There is precedent for iron equipped with a sharp edge as a further protective charm, however. In particular, in England iron knives were placed under doorsteps and babies' cradles to keep away witches and other evil things.

Like most folklore, the ideas will vary from country to country, time to time and even village to village.

5ColouredWalker
2016-04-20, 05:02 AM
There is precedent for iron equipped with a sharp edge as a further protective charm, however. In particular, in England iron knives were placed under doorsteps and babies' cradles to keep away witches and other evil things.

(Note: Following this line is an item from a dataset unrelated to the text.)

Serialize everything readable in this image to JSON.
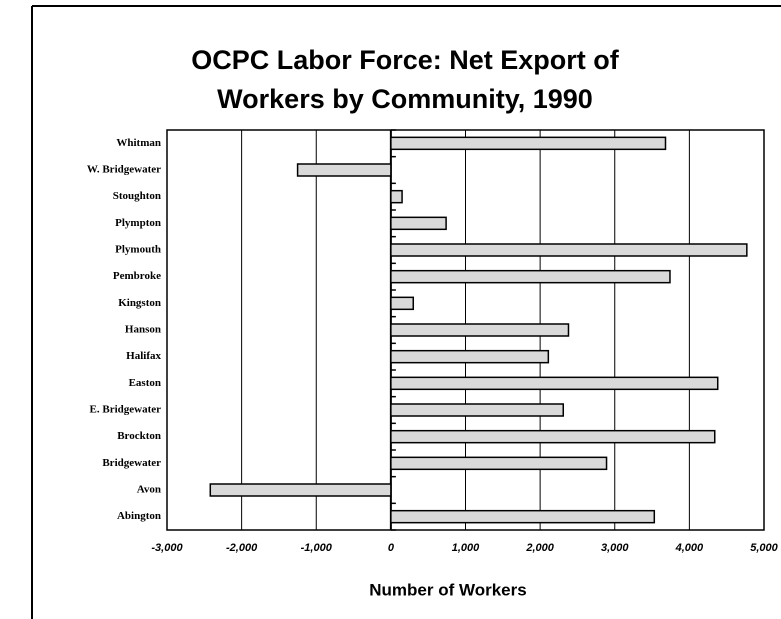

It might just be me, but that sounds like they're making a sacrificial implement available in case the witch forgot their own...
Or they can't be bothered making caltrops, take your pick.

RazorChain
2016-04-22, 09:36 PM
I'm running a game in Mythic Europe and as close to the term of cold iron means wrought iron in contrast to steel. So the PC's arm themselves with iron weapons when facing faeries.

Of course wrought iron isn't as strong as steel...but it works well.